Note that the input for your command jellyfish histo is the output from your previous command, that was jellyfish count. Now you have the necessary result to plot a histogram on genomescope and have a look at the distribution of your genome kmers.

BUT STOP!

STOP STOP!

Before you plot this result, I want you to plot a genomescope plot for another file FIRST!!

Inside the shared directory for your species (/home/ubuntu/Share/<species-Code>_data/), you are going to find two files called:

<species>.ccs.total.fasta.gz
<species>.total.histo

Download the file <species>.total.histo to your local machine (if you need help for that, we have instructions on downloading/uploading files in this tutorial), go to the Genomescope page and upload the file there. You should change the Description to the name of your species, and the kmer to 31. Then plot. People working with drUrtUren1 also need to set the kmer max count to 10000.

Save the image of both versions of the plot - normal and log scale - somewhere in your computer.

Cool, you have plotted the kmer distribution of the <species>.total.histo file, and genomescope has calculated for your (i) the estimated genome size, (ii) the heterozygosity and (iii) the percentage of repeats of your species genome.

The histogram you have just plotted is for a jellyfish count of the total PacBio HiFi reads sequenced to assemble your species. We have generated it for you because it takes time. However, when you are back to real life and need to run it for your sample, you will run the same commands ran for the subsample (*600.fasta) as you just did! =) Yeah!!

Now

I would like you to generate some general statistics for the *.ccs.total.fasta.gz reads. I have a script for you to do that. It’s called asmstats.

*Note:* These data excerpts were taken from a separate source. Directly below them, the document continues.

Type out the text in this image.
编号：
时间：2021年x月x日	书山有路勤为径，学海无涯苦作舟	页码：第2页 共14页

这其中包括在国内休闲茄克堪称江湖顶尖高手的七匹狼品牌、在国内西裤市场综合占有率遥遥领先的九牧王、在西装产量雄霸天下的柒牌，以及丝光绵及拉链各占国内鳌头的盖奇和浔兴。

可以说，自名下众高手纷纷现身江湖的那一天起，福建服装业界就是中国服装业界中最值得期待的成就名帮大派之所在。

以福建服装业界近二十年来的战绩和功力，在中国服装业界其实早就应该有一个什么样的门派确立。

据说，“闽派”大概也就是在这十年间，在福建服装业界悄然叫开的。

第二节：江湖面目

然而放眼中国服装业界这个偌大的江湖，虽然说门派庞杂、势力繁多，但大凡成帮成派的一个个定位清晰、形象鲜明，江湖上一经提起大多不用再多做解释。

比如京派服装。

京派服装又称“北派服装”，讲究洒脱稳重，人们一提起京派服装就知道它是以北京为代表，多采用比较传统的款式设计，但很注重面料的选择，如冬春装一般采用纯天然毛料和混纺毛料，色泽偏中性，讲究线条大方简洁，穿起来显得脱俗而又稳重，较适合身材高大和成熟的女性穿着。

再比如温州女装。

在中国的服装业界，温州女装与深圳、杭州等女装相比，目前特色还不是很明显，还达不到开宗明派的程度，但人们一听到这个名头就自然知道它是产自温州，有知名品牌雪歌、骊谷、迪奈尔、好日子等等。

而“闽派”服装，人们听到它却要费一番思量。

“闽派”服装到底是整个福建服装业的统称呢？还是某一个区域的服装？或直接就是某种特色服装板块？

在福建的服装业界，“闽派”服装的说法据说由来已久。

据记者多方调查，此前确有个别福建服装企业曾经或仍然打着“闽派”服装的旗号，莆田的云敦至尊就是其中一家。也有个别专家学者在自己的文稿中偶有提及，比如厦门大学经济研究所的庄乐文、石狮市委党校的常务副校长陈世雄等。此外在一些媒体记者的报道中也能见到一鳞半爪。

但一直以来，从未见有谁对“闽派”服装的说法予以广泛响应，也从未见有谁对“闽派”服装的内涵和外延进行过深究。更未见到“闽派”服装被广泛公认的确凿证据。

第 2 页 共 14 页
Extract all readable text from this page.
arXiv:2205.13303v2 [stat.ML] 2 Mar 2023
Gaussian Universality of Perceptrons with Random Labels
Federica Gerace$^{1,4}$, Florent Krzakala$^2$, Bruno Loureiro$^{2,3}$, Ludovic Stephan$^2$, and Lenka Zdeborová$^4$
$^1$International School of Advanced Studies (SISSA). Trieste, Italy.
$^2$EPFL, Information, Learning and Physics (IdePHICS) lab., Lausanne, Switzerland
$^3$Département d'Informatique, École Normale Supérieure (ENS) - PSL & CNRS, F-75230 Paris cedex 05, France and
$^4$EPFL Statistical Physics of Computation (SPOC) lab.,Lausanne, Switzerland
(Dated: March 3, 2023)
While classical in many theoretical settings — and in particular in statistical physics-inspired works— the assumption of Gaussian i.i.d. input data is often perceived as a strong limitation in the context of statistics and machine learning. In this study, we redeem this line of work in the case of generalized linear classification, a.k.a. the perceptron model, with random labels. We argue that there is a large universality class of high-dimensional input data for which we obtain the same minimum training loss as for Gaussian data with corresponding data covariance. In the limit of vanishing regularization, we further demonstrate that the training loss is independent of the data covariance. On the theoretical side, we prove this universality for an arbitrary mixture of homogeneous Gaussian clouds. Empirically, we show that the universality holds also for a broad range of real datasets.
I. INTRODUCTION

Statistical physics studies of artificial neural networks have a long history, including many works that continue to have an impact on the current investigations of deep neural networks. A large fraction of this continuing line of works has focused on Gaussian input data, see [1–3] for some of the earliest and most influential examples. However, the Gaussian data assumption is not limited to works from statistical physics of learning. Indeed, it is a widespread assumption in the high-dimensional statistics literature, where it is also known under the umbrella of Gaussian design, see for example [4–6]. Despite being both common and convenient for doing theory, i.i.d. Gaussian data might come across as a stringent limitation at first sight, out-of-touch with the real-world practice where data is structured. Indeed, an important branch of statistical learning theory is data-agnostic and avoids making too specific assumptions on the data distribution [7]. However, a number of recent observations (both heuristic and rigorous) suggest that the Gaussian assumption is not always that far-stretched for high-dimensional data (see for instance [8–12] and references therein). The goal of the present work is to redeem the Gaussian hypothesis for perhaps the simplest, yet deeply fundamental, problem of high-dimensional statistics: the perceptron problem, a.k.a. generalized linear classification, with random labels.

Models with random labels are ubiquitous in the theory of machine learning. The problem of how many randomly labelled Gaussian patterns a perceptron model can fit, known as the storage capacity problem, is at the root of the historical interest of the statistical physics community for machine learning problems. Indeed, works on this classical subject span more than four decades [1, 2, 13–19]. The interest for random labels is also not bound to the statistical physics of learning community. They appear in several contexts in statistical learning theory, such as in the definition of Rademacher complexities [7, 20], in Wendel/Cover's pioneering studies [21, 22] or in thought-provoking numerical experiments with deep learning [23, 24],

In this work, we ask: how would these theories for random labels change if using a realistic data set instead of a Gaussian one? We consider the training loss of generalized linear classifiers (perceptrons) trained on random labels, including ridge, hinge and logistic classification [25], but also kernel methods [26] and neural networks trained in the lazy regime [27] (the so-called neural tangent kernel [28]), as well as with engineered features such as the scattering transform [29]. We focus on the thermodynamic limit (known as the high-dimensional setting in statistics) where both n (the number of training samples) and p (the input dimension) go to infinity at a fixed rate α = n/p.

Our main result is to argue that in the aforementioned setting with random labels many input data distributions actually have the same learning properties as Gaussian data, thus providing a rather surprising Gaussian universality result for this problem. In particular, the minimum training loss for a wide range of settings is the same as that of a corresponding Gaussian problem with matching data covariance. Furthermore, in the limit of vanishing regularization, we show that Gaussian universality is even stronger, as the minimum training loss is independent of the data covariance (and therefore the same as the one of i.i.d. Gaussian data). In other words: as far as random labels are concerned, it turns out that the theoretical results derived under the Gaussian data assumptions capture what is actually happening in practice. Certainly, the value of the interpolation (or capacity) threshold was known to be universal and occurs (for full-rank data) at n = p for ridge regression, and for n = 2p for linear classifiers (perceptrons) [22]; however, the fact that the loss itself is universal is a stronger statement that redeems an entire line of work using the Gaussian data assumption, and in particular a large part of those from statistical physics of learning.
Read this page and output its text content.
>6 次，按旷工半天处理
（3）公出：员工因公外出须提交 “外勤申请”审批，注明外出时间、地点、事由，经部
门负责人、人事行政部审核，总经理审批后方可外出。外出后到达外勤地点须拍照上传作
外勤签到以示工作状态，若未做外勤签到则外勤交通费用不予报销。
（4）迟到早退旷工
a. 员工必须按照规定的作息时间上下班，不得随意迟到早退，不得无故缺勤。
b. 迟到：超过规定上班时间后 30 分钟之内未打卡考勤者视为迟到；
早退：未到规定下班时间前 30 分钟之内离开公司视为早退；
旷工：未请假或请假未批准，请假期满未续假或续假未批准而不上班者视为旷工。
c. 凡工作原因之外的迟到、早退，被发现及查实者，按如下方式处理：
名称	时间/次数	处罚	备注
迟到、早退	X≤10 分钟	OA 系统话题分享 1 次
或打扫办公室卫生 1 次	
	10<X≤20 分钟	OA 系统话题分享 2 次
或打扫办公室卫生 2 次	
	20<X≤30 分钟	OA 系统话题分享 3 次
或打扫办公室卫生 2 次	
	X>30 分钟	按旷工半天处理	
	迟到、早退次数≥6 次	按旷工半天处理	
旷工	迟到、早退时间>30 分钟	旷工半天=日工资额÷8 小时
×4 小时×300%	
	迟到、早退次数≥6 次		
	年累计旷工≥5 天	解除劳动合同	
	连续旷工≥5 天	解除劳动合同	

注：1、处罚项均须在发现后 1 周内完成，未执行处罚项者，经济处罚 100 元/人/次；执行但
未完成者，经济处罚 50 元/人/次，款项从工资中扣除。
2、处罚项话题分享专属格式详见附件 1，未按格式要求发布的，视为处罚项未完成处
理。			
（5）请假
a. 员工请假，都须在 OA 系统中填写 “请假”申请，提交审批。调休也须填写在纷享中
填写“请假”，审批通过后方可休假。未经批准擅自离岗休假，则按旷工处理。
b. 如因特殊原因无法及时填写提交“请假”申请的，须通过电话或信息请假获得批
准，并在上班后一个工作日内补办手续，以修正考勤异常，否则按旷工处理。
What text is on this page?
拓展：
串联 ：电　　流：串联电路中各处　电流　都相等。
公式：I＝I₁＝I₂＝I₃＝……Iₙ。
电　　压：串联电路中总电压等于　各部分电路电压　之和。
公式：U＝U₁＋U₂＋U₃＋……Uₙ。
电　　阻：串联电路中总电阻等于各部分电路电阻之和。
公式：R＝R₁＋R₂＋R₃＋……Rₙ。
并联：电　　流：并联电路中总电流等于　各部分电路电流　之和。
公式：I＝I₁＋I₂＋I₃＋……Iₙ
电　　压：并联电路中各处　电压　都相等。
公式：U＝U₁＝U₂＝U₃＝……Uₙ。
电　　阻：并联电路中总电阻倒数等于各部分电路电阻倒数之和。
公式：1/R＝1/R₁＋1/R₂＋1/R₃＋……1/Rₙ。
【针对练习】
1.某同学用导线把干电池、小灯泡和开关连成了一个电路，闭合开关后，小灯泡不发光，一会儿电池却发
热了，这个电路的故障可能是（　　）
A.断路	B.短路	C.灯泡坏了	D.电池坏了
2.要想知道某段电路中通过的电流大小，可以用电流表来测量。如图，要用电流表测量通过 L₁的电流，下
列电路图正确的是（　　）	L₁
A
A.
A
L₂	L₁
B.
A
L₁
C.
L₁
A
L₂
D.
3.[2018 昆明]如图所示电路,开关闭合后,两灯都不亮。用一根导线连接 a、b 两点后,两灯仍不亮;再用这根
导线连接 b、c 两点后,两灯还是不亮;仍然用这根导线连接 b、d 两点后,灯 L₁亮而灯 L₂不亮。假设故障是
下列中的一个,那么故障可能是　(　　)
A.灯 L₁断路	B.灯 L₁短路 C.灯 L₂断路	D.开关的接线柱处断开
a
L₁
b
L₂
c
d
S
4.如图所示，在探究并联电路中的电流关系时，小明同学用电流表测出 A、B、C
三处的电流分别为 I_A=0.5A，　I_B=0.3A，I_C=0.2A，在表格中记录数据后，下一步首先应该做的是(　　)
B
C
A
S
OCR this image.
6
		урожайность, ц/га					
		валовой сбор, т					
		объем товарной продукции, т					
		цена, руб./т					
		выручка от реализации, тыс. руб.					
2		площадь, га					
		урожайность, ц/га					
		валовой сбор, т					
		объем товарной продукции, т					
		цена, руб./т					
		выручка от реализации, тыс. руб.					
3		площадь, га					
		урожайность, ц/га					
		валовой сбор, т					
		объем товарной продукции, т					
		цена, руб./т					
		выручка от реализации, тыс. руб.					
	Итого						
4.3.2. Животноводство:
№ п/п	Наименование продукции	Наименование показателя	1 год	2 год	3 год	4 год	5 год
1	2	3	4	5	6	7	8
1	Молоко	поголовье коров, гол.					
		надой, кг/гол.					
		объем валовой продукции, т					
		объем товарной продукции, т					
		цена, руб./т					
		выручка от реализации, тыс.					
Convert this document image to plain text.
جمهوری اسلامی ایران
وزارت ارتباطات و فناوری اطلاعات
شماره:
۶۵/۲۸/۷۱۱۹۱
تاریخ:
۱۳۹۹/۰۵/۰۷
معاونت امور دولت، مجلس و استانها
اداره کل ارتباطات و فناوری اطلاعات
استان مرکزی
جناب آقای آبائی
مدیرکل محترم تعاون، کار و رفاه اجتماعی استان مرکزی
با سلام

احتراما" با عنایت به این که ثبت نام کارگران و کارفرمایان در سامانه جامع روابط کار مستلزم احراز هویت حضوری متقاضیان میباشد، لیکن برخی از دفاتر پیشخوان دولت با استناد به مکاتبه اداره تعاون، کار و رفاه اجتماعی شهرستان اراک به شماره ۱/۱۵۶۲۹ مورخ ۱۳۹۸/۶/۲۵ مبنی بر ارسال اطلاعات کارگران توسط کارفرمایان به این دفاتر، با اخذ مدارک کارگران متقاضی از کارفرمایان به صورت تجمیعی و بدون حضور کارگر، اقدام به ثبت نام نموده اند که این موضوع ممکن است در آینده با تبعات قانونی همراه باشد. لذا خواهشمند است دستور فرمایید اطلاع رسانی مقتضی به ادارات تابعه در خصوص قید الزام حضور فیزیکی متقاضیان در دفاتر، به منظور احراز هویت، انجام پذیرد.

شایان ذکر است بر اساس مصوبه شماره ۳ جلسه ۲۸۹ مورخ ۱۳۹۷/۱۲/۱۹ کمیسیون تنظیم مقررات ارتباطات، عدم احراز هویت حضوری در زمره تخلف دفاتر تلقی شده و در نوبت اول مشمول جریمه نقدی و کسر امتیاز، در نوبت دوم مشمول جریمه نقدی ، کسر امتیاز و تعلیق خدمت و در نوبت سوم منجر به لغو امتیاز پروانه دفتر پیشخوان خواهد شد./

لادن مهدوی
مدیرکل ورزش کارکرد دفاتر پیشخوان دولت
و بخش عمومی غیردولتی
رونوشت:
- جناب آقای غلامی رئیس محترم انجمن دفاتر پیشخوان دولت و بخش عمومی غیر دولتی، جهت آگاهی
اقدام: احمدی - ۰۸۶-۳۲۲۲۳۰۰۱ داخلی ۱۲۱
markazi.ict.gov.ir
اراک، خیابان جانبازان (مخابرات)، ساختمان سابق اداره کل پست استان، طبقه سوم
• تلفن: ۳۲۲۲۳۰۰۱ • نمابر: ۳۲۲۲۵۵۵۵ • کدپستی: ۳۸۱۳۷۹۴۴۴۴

Before running asmstats, move to your species directory and create a soft link for the *.ccs.total.fasta.gz file:

cd <Path_to_your_species_folder>/
ln -s /home/ubuntu/Share/<species-Code>_data/<species-Code>.ccs.total.fasta.gz

You can check if the soft link is working by print the first two lines of the file. If the first two lines are returned the link has been successfully created:

zcat <species-Code>.ccs.total.fasta.gz | head -2

Now you need to add the directory where the asmstats script is located (/home/ubuntu/Share/scripts/asmstats) to your environment variable:

export PATH=$PATH:/home/ubuntu/Share/scripts/

Then check if the directory has been added to your environment variable:

echo $PATH

If you can see the /home/ubuntu/Share/scripts/ in the output of the previous command, you should be ready to run the asmstats script (but first double-check that the conda environment eukaryotic_genome_assembly is active):

asmstats <species>.ccs.total.fasta.gz > <species>.total.fasta.stats

Note: We are calling your output file <species>.total.fasta.stats

Once the command finishes to run (it could take a few minutes), have a look at the output:

less <species>.total.fasta.stats

Also: use this tutorial to plot your reads length distribution: Plot reads

You have now generated the kmer plot, reads statistics and reads plot distribution for your complete PacBio HiFi read set. Which conclusions can you now draw from these results?

a- What is the expected genome size?

b- What is the estimated heterozygosity?

c- What is the estimated repeat content?

d- Taking into consideration the estimated genome size, and the statistics of the total reads you have just generated, how much read coverage you have to assemble this genome?

Now,

I want you to go back to the .histo file you have generated today (for your subsample), download it to your local machine and plot it on genomescope. Also, I want you to run asmstats on the fasta file (the 600 subset) you imputed to jellyfish.

e- What genomescope tells you when you try to plot a kmer histogram for just a handful of sequences?

f- Looking at the asmstats result for this smaller file, how much coverage of the genome you have in this file giving the estimated genome size?

Great. Now let’s look at it all together: considering the kmer plot of the total file and its statistics, we can have a good look at the kmer composition of the DNA in the genome. How does it look? Discuss with your partners and then later in the big group.